I just couldn’t. Looking into my bowl of responsible adult beige cereal, I started working through the five stages of grief. Denial: “Sophie, it’s too damn early for this. I can’t right now.” Anger: “Why would you even ask that? That’s so ridiculous! It doesn’t even make sense!” Bargaining: “Look, let me finish my coffee and maybe you can think of a better way to ask your question.” Depression: “My head and soul actually hurts because of that question.” And, finally, after about thirty seconds, I made it to acceptance: “Okay, so repeat that?” Now there was a lot to unpack there, and to try to do so at 9 o’clock in the morning is nigh impossible, but the wheels in the old imagination broke loose from the cob-webs and started working.

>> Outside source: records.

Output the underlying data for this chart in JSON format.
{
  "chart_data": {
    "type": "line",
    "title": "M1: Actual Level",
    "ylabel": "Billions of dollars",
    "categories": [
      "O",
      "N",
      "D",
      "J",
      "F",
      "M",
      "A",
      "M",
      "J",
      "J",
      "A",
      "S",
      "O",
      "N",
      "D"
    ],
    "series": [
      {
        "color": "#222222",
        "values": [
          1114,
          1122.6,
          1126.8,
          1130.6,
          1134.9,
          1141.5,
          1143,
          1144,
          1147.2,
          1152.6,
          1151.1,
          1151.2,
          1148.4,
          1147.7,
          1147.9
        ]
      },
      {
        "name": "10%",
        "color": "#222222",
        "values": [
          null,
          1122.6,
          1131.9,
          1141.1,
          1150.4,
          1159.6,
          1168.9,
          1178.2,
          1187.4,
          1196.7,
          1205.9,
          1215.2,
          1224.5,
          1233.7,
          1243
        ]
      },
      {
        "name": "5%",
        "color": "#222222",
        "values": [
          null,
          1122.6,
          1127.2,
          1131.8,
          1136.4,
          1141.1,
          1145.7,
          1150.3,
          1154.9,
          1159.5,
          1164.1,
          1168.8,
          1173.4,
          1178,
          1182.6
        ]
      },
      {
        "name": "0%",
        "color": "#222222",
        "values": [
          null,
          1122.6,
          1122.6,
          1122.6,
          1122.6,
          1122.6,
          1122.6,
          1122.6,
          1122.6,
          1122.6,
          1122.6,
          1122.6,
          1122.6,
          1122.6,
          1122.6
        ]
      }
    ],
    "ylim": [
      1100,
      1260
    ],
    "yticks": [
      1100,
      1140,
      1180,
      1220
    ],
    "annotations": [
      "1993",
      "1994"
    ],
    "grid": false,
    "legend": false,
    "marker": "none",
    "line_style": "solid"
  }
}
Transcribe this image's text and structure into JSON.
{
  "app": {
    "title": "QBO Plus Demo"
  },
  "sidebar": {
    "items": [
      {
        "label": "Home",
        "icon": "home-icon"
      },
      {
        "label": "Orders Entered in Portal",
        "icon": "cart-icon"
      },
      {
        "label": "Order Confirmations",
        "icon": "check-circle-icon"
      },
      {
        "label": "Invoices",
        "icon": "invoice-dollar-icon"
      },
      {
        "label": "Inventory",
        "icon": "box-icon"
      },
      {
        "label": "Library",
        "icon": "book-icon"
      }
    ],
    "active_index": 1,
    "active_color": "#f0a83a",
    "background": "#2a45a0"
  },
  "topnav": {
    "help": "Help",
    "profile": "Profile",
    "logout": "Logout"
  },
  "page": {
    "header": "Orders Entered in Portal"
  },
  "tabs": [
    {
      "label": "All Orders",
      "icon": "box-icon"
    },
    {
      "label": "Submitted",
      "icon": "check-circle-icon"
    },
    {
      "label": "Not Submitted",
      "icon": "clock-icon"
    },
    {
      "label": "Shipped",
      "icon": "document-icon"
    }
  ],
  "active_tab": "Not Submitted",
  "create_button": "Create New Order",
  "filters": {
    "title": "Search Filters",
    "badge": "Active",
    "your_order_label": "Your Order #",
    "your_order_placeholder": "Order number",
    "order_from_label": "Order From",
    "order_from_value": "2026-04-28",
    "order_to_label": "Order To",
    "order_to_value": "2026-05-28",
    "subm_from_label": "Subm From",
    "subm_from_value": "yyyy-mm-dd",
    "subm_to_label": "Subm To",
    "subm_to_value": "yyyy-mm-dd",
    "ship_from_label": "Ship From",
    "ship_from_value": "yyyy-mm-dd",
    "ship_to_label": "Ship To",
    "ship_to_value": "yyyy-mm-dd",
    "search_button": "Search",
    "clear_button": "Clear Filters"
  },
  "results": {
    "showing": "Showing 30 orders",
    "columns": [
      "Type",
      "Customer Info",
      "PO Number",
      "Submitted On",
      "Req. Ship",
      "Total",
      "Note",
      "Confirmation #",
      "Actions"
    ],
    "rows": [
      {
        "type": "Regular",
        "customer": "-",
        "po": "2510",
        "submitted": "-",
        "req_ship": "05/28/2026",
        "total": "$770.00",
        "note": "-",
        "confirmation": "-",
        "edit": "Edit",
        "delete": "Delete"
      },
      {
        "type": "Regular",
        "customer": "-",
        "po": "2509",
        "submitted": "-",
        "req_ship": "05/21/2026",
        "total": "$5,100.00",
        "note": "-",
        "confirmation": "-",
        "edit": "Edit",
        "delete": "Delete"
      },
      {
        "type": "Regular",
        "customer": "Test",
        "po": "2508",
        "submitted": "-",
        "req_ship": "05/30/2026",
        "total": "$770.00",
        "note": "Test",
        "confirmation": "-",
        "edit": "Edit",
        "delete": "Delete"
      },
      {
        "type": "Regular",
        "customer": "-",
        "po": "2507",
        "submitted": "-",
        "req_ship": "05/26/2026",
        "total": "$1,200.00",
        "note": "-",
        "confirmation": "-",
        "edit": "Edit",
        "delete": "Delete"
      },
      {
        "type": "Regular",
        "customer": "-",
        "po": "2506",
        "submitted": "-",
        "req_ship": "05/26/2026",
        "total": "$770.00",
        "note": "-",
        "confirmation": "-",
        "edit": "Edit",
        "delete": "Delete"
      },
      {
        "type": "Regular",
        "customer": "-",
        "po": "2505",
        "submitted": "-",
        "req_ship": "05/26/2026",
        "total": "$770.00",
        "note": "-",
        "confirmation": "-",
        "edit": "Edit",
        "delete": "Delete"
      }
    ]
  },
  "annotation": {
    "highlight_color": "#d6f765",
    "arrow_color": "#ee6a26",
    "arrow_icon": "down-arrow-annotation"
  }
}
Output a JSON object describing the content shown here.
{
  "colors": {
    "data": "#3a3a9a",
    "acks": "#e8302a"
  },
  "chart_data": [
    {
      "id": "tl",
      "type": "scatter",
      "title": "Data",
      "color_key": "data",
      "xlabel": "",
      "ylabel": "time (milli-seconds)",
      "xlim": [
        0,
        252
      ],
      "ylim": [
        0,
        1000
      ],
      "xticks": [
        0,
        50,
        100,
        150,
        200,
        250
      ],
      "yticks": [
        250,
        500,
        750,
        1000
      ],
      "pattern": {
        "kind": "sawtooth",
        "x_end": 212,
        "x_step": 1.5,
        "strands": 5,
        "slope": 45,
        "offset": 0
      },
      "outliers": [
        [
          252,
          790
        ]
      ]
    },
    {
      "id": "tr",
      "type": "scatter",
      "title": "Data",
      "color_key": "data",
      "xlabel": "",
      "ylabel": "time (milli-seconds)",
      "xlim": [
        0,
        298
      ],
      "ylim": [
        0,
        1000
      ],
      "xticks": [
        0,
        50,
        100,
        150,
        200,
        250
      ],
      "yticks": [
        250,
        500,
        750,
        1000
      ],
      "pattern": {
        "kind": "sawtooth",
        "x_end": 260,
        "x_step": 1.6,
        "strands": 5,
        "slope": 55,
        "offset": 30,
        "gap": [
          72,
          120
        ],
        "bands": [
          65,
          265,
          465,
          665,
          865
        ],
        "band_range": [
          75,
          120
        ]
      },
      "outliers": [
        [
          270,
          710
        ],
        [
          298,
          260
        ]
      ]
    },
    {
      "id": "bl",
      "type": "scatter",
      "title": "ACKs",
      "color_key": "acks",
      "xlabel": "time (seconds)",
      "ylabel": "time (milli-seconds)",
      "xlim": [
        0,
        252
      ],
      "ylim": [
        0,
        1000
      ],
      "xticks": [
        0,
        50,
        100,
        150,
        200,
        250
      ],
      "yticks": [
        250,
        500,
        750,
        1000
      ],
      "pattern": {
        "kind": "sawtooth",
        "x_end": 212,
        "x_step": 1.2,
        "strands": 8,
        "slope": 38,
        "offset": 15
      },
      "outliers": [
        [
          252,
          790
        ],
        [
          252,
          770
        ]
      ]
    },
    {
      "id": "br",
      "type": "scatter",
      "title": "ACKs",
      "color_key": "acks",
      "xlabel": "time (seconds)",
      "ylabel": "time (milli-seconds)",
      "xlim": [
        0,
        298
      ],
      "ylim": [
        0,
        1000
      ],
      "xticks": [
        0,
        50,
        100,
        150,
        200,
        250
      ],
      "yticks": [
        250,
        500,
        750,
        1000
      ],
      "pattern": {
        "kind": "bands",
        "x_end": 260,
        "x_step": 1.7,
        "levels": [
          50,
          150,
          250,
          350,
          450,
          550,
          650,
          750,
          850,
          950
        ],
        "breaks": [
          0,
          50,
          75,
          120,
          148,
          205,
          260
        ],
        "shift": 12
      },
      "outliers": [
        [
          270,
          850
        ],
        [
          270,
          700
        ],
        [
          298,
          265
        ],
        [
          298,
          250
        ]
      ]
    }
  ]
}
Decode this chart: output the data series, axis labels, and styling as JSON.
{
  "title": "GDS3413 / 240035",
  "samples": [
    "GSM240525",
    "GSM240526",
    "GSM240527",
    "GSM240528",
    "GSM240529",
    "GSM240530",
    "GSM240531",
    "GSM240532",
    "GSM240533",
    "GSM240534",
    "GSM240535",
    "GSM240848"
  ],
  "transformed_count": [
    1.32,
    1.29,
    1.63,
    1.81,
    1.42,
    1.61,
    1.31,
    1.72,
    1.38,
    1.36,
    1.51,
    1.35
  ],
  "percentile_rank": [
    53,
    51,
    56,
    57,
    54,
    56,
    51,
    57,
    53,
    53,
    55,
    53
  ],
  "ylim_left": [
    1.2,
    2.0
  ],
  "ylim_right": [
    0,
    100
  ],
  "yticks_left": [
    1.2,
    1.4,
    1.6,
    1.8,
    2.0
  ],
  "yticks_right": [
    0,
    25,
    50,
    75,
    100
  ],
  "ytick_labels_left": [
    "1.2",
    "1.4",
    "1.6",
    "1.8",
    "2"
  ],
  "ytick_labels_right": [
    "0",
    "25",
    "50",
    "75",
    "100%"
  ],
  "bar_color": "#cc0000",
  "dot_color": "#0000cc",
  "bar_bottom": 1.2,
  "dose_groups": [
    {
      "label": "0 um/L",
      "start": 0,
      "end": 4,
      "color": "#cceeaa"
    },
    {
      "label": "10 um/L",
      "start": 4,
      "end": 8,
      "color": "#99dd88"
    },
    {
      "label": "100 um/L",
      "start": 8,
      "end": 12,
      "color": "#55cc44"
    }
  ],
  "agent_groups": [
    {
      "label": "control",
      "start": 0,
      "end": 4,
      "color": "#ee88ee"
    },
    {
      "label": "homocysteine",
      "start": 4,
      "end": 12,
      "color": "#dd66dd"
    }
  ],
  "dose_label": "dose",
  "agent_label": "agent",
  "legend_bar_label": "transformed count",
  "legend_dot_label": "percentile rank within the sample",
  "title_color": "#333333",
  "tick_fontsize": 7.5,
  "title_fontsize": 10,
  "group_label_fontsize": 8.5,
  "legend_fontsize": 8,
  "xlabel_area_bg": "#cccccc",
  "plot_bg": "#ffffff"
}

I don’t need to detail the entire sleep addled conversation I had with my three kids, why would I do that to you? But basically they all wanted to pick their hands or their heads and turn it into some sort of food, Sophie admitted the question occurred to her because she was thinking about the implications of cannibalism and if it still applied if your hand turned into a sandwich. Sam wanted to turn his head into a cake but I had to explain you would die, even if it grew back “almost” instantaneously. However, my wheels where free spinning now and were humming along. I said that I would turn one leg into gold and the other into platinum, as long as they’re going to grow back. I rationalized I could melt down the gold leg easily enough and make gold bars to sell. Sam asked the very reasonable question of why not just sell the leg, and I explained to him a gold leg would weigh too much. I don’t know if I could even carry it. And, if I brought in a gold leg made up of little golden hairs, toenails, blood vessels, that weird lump on my shin, and bones, there would be questions. Questions I can’t answer. Nope, melt that bad boy down.
“What about the platinum leg, dad?” Sophia asked. That, that I’d keep just because it would be awesome.

So now, I’m writing fiction again. Thanks, kids! I cleaned up my computer area, made a little nook in the living room where I focus, and I’m finally getting about five hundred words in when I sit down to write. Not every day, but almost every other day. And if you’re struggling with finding inspiration for your art, maybe talk to some children for awhile. They see things in ways we’ve lost, their perspective can challenge your own, or they can see things simpler then we are able to. Even if they may have no input on what you’re working on, they open up pathways in our mind long forgotten, with the echoes of childhood laughter still reverberating down its halls. If you don’t know any children you can borrow mine. Keep them as long as you need. (It’s been a long four months) Happy creating, everyone!